Sum the following: \begin{align} S &= \frac{1}{9} + \frac{1}{99} + \frac{1}{999} + \frac{1}{9999} + \cdots\\[0.1in] &= \sum_{n=1}^{\infty} \frac{1}{{10}^n - 1} \end{align}
It's fairly straightforward to show that this sum converges: \begin{align} S &= \sum_{n=1}^{\infty} \frac{1}{{10}^n - 1}\\ &= \frac{1}{9} + \sum_{n=2}^{\infty} \frac{1}{{10}^n - 1}\\ &< \frac{1}{9} + \sum_{n=2}^{\infty} \frac{1}{{10}^n - 10}\\ &= \frac{1}{9} + \frac{1}{10}\sum_{n=2}^{\infty} \frac{1}{{10}^{n-1} - 1}\\ &= \frac{1}{9} + \frac{1}{10}S\, , \end{align} which leads to $S < 10/81 = 0.\overline{123456790}$.
Numerically (Mathematica), we find that this sum is approximately $S \approx 0.122324$.
This sum can also be written as \begin{align} S &= \sum_{n=1}^{\infty} \frac{1}{{10}^n - 1}\\ &= \sum_{n=1}^{\infty} \frac{1/{10}^n}{1 - 1/{10}^n}\\ &= \sum_{n=1}^{\infty}\sum_{m=1}^{\infty} \frac{1}{{10}^{nm}} \end{align}
(The last expression above is itself quite amusing, since the coefficient of $1/{10}^k$ is the number of distinct ways of writing $k$ as a product of two positive integers.)
Analytically, Mathematica evaluates this sum as \begin{equation} S = \frac{\ln(10/9) - \psi_{1/10}(1)}{\ln(10)}\, , \end{equation} where $\psi_q(z)$ is the Q-Polygamma function. This is not really a nice, tidy, closed-form solution. Now, I can accept that this sum may not have such a nice, tidy sum, but something about it feels like it should have one. (Non-rigorous, I know!) Furthermore, I'm aware that Mathematica is by no means infallible, especially when it comes to simplification of certain expressions.
So I'm wondering if a neater solution exists.
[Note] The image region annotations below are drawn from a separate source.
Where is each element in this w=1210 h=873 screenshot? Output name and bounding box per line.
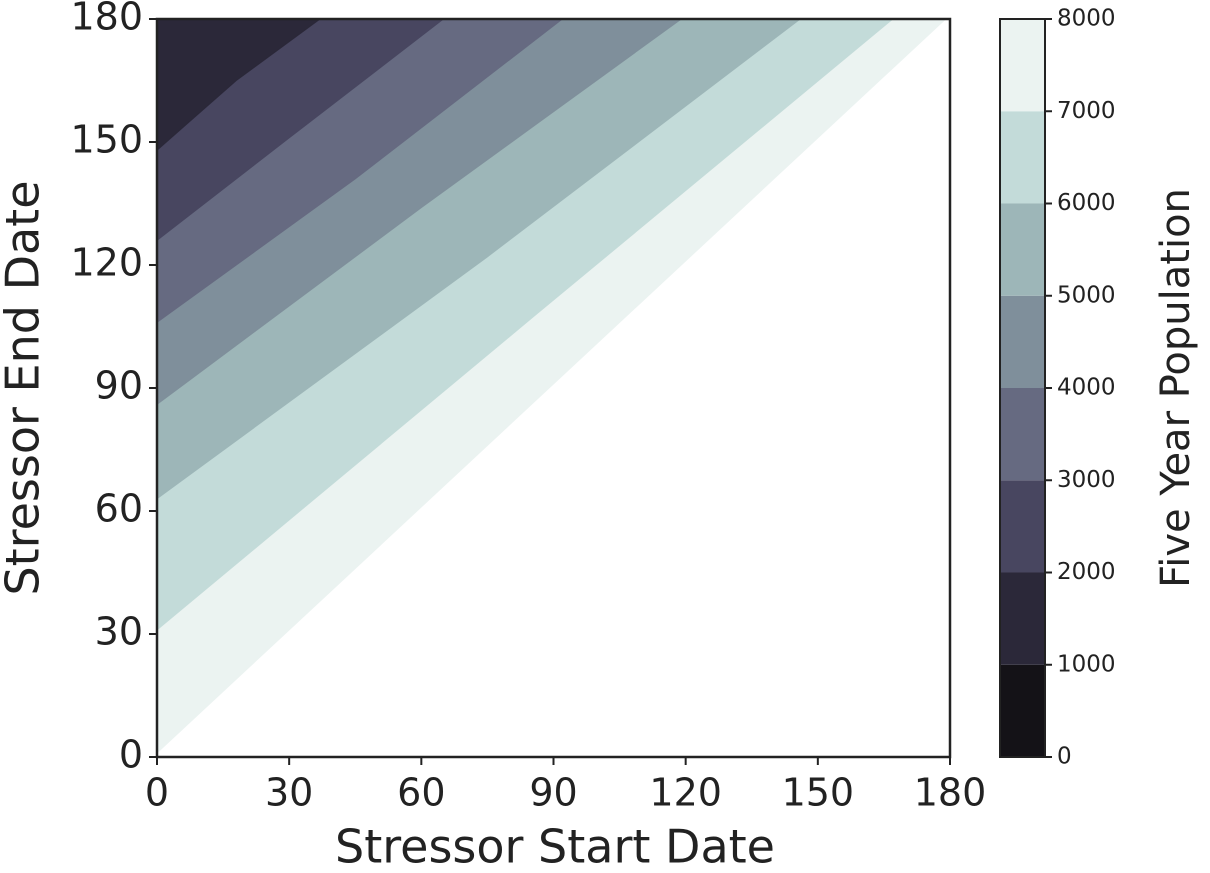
y-tick-label: 90 <box>95 364 143 408</box>
colorbar-band <box>1000 480 1045 573</box>
x-tick-label: 30 <box>265 771 313 815</box>
colorbar-tick-label: 0 <box>1057 744 1072 770</box>
x-tick-label: 0 <box>145 771 169 815</box>
y-tick-label: 60 <box>95 487 143 531</box>
colorbar-band <box>1000 295 1045 388</box>
colorbar-band <box>1000 664 1045 757</box>
colorbar-band <box>1000 572 1045 665</box>
colorbar-label: Five Year Population <box>1153 188 1199 588</box>
colorbar-tick-label: 8000 <box>1057 6 1116 32</box>
x-tick-label: 60 <box>397 771 445 815</box>
colorbar-tick-label: 3000 <box>1057 467 1116 493</box>
colorbar-band <box>1000 388 1045 481</box>
y-tick-label: 0 <box>119 733 143 777</box>
y-tick-label: 30 <box>95 610 143 654</box>
colorbar-tick-label: 5000 <box>1057 282 1116 308</box>
colorbar-band <box>1000 19 1045 112</box>
colorbar-tick-label: 7000 <box>1057 98 1116 124</box>
colorbar-band <box>1000 203 1045 296</box>
colorbar-tick-label: 4000 <box>1057 375 1116 401</box>
colorbar-band <box>1000 111 1045 204</box>
x-tick-label: 180 <box>914 771 987 815</box>
colorbar-tick-label: 1000 <box>1057 651 1116 677</box>
x-axis-label: Stressor Start Date <box>335 820 775 873</box>
colorbar-tick-label: 6000 <box>1057 190 1116 216</box>
y-tick-label: 150 <box>70 118 143 162</box>
x-tick-label: 120 <box>649 771 722 815</box>
y-tick-label: 180 <box>70 0 143 39</box>
y-axis-label: Stressor End Date <box>0 180 50 595</box>
colorbar-tick-label: 2000 <box>1057 559 1116 585</box>
x-tick-label: 90 <box>529 771 577 815</box>
y-tick-label: 120 <box>70 241 143 285</box>
x-tick-label: 150 <box>782 771 855 815</box>
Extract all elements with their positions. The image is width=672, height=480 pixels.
The given series is an irrational number (probably a trascendental number, too) and for its numerical evaluation it is possible to exploit some tailor-made acceleration techniques (like the one outlined here for the base-$2$ analogue). Besides that, I am not aware of any nice closed form for $\sum_{n\geq 1}\frac{d(n)}{10^n}$.